Last week was all about jobs data, and this week inflation figures are all the focus. US CPI is expected to have eased to 2.6% (on an annual basis), which would be trending in the right direction as far as the Fed is concerned, albeit still above their stated 2% target. Nonetheless, a CPI result around the 2.5% or 2.6% level should be enough to usher in a quarter of a percentage point cut by Jerome Powell and co. at next week’s meeting. A larger, 50bp cut is not entirely out of the question, but I suspect that the Fed would want to avoid ‘wielding the axe’ by implementing a larger cut to commence the easing cycle so as not to panic investors.
With market consensus having firmed in the direction of an expected 25bp US rate cut next week, the USD has continued to consolidate a modest bounce from its early September lows. While the greenback is doing well against the likes of the euro and Aussie Dollar, it is struggling against the Japanese yen given the opposing policy directions expected from the BOJ (Bank of Japan) and FOMC. Subsequently, the USDJPY rate is down nearly 3% over the past month on expectations that there could be another rate hike from the BOJ before year-end.
Gold moved back above the psychological $2500 level with a dip in treasury yields aiding the cause of the precious metal. During Asian trading hours on Wednesday, gold was trading at $2516, below immediate resistance at $2524 with a sterner test awaiting at $2530, a level which has so far protected against further upside. Support remains in the $2470-$2480 region with buyers still keen for the commodity on price dips, with this region having protected any larger dips so far this month. Gold has been moving cautiously higher, but a potential breakout move to the upside could be dependant on a tepid US inflation read this week.
Elsewhere, oil is out of favour at the moment due to demand concerns after weak import and CPI data from China. While Chinese exports were strong in August (coming in at +8.7% versus the +6.5% rise expected), the same couldn’t be said of imports (rising just +0.5%, below the +2% gain expected). Coming on the back of the soft CPI data, the imports picture reveals that domestic demand in China remains subdued – a scenario which does not bode well for oil in the near-term. While OPEC+ have responded to the recent crude price weakness by delaying their output increased until December, this has not helped restore confidence in the energy market. Levels to watch for US crude include support at $64.70, while resistance awaits at $68.20 and $70.30.

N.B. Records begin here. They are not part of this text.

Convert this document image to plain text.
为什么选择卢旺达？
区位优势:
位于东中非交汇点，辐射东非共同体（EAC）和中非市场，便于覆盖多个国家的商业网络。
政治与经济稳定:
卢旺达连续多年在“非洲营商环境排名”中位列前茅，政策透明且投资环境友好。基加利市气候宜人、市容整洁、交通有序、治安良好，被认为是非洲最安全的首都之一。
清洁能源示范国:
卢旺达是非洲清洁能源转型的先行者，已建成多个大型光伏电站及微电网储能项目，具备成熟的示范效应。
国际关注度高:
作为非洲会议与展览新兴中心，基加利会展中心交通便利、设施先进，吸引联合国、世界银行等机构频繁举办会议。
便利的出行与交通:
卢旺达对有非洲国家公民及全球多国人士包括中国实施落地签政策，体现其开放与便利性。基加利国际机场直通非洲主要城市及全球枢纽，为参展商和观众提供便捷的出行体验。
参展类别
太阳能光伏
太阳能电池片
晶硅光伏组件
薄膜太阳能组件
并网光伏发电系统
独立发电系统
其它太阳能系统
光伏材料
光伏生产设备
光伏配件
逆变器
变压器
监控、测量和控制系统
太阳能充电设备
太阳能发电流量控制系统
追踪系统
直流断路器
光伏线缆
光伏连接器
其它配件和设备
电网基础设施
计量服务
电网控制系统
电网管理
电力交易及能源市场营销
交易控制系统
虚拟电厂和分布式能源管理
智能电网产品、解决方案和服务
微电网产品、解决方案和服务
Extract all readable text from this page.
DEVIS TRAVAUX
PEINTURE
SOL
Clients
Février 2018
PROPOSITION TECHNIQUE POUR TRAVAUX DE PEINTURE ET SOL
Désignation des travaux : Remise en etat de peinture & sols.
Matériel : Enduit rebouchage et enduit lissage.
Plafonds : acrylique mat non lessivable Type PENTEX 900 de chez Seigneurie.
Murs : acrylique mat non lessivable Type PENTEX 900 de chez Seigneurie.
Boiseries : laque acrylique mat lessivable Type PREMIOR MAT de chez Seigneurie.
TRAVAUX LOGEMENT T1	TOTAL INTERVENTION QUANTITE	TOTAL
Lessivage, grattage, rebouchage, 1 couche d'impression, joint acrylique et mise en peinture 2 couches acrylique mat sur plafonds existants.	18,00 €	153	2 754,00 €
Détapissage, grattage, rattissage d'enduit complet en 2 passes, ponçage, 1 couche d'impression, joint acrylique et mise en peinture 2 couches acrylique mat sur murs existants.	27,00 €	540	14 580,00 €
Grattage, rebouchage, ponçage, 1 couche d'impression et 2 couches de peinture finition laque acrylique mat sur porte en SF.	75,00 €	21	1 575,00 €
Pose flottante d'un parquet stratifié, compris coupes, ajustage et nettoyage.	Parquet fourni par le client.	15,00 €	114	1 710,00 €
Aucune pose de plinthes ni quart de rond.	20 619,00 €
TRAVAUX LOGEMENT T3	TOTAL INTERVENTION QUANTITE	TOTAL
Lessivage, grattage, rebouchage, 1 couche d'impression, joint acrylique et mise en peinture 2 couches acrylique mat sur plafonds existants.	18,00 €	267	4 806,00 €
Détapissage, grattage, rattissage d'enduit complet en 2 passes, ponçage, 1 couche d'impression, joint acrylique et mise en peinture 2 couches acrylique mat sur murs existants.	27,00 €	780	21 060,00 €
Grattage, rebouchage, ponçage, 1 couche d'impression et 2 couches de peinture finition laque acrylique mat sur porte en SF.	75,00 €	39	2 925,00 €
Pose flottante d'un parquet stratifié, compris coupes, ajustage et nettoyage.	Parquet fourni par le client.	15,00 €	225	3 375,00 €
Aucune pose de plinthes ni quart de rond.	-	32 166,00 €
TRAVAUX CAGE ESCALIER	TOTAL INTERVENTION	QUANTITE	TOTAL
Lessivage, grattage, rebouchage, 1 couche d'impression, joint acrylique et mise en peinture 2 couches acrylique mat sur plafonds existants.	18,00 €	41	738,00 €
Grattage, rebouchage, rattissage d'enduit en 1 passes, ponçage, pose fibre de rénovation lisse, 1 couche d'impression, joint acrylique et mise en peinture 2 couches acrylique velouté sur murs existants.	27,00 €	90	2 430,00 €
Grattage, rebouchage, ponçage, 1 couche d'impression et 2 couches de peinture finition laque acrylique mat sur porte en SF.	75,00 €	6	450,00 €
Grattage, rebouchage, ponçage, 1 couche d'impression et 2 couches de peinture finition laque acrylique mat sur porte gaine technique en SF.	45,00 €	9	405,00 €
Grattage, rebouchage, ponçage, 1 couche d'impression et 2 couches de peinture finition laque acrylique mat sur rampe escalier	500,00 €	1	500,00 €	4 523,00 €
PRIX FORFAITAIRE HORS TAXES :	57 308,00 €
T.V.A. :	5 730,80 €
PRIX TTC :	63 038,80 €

Looking ahead, after the Presidential Debate and US inflation data, we also have an ECB (European Central Bank) interest rate decision on Thursday with a 25bp cut looking to be highly possible, while further China data is due on the weekend. As usual, markets will be using macro data releases to try and gauge interest rate trajectories and in-turn yield differentials, as well as the growth outlooks for the world’s two largest economies.